Kostprijzen van geconfigureerde artikelen berekenen voor inkooporders In Inkooporders (P4310) worden de tabel Prijzen/catalogus van leveranciers (F41061) en Artikelkosten (F4105) gebruikt om kostprijzen voor inkooporders te bepalen. Eerst wordt in tabel F41061 gezocht, en dan in tabel F4105 naar een kostprijs van het artikel. Met Kostprijsmethode inkooporder van het programma Kostprijs wijzigen (P4105) wordt de kostprijs opgehaald uit tabel F4105. Het veld Kostprijsmethode Configurator van het programma Artikelstamgegevens (P4101) wordt gebruikt om de kostprijs van geconfigureerde artikelen te berekenen voor inkooporders. Wanneer u een inkooporder voor een geconfigureerd artikel maakt met de kostprijsmethoden Configurator 1, 2 of 4, wordt in tabel F41061 en F4105 gezocht naar de kostprijs van componenten of, als u methode 2 gebruikt, naar de kostprijs van het bovenliggende artikel. Vervolgens worden benodigde X-assemblageregels toegevoegd in het geval van kostprijsmethode Configurator 1 en 2. Ten slotte worden eventuele geavanceerde prijscorrecties voor de inkooporder berekend overeenkomstig de kostprijsmethode Configurator om de definitieve kostprijs te bepalen voor de inkooporder. Zoals bij kostprijsmethode 4 van de verkooporderkit/Configurator worden bij kostprijsmethode Configurator 4 geavanceerde prijscorrecties toegepast op de componenten voordat de X-assemblageregels worden opgeteld.

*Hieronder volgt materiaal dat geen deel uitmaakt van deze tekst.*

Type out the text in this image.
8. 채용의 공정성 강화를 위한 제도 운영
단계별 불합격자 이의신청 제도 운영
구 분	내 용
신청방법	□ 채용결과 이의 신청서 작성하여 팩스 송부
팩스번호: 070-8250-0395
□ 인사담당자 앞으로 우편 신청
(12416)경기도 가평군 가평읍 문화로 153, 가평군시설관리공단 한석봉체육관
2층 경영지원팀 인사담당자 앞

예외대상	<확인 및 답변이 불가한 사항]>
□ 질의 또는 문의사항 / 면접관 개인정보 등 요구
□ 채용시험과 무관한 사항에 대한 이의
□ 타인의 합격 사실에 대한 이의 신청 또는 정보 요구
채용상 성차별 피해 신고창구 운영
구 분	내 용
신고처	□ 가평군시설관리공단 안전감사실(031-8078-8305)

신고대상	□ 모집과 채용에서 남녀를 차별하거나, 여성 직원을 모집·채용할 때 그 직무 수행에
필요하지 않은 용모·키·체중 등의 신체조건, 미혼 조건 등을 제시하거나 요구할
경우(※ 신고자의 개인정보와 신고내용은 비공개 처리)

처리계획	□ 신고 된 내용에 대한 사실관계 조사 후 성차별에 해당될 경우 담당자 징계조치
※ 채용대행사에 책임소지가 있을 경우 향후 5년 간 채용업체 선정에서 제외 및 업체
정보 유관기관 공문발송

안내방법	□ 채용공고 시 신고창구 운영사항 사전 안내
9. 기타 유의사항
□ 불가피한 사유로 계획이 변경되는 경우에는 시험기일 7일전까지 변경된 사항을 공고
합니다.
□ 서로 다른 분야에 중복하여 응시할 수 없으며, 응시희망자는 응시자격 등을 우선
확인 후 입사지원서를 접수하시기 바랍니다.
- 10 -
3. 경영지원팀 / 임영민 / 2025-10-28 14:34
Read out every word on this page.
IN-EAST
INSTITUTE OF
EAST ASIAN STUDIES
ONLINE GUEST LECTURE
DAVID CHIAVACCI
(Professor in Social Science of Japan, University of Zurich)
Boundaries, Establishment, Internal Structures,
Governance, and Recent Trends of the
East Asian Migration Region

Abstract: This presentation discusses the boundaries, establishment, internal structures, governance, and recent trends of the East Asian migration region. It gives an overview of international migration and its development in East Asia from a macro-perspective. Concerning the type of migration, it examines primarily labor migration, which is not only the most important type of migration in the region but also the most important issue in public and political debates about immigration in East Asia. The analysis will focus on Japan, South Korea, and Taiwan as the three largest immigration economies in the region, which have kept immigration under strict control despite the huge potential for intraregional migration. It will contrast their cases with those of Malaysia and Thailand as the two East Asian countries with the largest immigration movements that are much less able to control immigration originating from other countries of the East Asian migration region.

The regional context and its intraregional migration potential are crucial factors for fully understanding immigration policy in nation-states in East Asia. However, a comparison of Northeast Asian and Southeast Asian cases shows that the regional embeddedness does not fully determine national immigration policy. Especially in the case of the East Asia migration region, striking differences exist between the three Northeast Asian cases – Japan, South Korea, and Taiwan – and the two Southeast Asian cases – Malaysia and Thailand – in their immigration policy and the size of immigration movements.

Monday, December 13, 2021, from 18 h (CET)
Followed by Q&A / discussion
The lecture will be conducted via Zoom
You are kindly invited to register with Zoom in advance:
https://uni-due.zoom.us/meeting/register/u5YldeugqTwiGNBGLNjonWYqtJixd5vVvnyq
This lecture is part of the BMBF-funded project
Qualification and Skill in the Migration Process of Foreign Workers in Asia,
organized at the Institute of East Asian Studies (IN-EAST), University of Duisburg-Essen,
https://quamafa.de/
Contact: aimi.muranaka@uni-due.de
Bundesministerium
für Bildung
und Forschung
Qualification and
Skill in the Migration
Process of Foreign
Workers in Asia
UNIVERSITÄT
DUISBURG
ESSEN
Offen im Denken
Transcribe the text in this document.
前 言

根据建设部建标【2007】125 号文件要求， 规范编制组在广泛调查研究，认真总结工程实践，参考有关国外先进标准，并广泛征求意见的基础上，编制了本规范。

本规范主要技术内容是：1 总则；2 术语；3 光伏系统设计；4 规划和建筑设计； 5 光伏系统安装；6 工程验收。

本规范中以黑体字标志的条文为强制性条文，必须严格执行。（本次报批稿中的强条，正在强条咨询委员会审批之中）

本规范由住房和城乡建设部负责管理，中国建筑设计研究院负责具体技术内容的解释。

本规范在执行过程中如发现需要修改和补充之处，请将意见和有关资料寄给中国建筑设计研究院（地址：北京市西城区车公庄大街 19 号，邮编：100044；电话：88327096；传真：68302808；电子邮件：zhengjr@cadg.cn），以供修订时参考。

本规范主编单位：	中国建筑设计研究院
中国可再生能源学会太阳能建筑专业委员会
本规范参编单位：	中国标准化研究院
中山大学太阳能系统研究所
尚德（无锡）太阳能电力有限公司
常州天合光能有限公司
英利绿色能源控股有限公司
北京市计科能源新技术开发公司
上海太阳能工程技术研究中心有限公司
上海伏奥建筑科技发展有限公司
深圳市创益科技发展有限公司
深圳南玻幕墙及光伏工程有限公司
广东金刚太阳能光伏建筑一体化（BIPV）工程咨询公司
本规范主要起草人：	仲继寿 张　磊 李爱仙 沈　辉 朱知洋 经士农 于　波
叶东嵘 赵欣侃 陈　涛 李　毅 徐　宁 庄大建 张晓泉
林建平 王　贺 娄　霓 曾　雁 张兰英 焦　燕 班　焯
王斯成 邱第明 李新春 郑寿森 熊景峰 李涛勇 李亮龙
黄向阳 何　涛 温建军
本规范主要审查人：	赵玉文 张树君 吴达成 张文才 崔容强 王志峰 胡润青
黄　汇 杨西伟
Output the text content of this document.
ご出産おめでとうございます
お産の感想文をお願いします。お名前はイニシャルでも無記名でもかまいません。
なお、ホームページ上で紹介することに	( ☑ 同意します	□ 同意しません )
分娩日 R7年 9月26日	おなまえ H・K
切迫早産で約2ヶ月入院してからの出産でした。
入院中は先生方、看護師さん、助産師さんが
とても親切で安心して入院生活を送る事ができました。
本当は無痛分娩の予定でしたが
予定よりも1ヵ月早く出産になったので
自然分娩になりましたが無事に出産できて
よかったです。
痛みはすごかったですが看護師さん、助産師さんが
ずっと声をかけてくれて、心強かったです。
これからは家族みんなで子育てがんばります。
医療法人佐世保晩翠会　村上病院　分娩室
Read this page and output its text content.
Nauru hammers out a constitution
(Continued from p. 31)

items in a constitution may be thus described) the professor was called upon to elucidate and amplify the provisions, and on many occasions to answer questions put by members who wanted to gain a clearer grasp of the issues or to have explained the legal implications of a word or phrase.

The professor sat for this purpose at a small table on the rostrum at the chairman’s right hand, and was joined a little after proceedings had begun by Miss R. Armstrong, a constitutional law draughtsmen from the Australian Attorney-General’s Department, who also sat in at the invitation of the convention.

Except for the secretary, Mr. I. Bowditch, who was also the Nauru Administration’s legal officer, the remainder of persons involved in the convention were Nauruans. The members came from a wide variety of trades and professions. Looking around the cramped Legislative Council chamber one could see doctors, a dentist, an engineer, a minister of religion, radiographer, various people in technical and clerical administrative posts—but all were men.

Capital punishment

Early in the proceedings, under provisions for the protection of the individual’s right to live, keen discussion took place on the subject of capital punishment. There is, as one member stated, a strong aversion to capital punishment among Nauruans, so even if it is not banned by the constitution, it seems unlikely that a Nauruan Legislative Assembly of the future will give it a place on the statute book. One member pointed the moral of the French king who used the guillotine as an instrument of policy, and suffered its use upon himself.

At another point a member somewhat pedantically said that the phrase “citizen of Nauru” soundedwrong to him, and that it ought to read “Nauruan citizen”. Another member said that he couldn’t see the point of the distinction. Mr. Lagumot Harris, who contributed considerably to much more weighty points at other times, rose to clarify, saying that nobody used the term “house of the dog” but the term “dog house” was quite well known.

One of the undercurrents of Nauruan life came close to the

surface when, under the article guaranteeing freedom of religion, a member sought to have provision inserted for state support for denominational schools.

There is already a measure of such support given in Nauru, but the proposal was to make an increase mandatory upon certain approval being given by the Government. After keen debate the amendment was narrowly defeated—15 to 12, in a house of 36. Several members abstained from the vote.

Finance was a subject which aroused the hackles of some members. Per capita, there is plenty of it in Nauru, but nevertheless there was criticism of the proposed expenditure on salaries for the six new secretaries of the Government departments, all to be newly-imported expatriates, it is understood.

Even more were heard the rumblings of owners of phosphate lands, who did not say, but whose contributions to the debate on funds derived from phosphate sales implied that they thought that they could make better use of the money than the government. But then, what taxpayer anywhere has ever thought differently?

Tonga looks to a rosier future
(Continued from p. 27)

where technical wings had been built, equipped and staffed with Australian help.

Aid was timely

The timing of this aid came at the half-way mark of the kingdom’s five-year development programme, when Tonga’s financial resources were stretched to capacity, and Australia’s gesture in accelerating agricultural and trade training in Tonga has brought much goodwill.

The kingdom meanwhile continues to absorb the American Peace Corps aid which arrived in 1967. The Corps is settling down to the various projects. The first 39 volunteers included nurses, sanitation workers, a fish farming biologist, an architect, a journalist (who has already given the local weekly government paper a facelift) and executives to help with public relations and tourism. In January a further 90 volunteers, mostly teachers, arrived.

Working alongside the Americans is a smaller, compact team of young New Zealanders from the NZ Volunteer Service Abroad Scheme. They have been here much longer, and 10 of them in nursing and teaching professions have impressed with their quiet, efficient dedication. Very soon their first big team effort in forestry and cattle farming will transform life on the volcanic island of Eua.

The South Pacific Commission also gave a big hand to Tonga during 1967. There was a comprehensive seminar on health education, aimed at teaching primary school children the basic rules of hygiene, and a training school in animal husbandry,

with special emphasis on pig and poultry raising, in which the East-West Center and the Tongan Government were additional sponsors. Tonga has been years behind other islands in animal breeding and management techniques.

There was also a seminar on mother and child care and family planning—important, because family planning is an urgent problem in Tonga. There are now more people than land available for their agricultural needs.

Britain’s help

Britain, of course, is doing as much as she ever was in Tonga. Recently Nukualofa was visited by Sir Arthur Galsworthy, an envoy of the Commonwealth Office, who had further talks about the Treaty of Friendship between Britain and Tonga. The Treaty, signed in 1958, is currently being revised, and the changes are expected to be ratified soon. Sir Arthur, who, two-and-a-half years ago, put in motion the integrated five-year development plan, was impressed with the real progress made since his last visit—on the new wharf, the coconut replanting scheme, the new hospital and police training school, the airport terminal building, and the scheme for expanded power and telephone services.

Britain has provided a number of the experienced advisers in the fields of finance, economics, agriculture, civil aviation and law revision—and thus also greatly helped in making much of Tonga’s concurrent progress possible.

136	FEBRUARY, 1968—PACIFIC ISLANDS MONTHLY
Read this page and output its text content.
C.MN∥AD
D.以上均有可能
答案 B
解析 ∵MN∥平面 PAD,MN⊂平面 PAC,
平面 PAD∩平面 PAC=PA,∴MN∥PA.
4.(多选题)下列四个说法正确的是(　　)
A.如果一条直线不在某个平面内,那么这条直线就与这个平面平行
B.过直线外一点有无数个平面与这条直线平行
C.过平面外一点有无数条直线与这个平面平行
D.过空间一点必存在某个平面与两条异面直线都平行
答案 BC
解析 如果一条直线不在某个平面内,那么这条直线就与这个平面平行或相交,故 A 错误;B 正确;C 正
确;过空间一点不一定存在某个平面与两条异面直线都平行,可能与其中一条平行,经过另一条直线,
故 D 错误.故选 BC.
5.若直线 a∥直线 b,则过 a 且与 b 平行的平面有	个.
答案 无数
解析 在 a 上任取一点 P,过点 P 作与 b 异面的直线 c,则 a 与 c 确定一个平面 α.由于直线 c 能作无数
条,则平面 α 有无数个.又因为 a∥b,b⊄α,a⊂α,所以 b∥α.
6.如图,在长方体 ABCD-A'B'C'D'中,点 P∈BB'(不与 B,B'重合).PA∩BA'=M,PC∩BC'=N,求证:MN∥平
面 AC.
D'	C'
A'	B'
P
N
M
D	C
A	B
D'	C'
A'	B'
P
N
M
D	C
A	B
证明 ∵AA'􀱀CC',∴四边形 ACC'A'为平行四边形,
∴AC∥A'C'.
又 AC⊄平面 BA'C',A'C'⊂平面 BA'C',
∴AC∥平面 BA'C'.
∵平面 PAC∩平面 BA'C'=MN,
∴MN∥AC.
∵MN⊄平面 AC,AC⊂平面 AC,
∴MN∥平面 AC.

Verschillen in de kostprijsberekening voor orders Omdat kostprijzen voor verkoop- en inkoopporders op een verschillende manier worden berekend, kunnen variaties optreden. De kostprijs op een inkooporder verschilt van de kostprijs in de verkooporderdetailregel. Dit geldt met name in een productieomgeving met een standaardkostprijs (kostprijsmethode 07), waarbij de standaardkostprijs wordt berekend en bevroren met een aantal variabelen die worden verantwoord naast de kostprijs van het artikel van de leverancier. Opmerking. Het veld Kostprijsmethode Configurator in Artikelstamgegevens (P4101) wordt alleen gebruikt in het inkoopordersysteem om de kostprijs in de detailregel te berekenen, en niet in het verkoopordersysteem . De kostprijsberekening kan worden bemoeilijkt door andere variabelen waarmee valuta’s of maateenheden worden geconverteerd, bewerkt of overschreven, of andere systeemvariabelen die van invloed zijn op de kostprijzen voor verkoop- en inkooporders.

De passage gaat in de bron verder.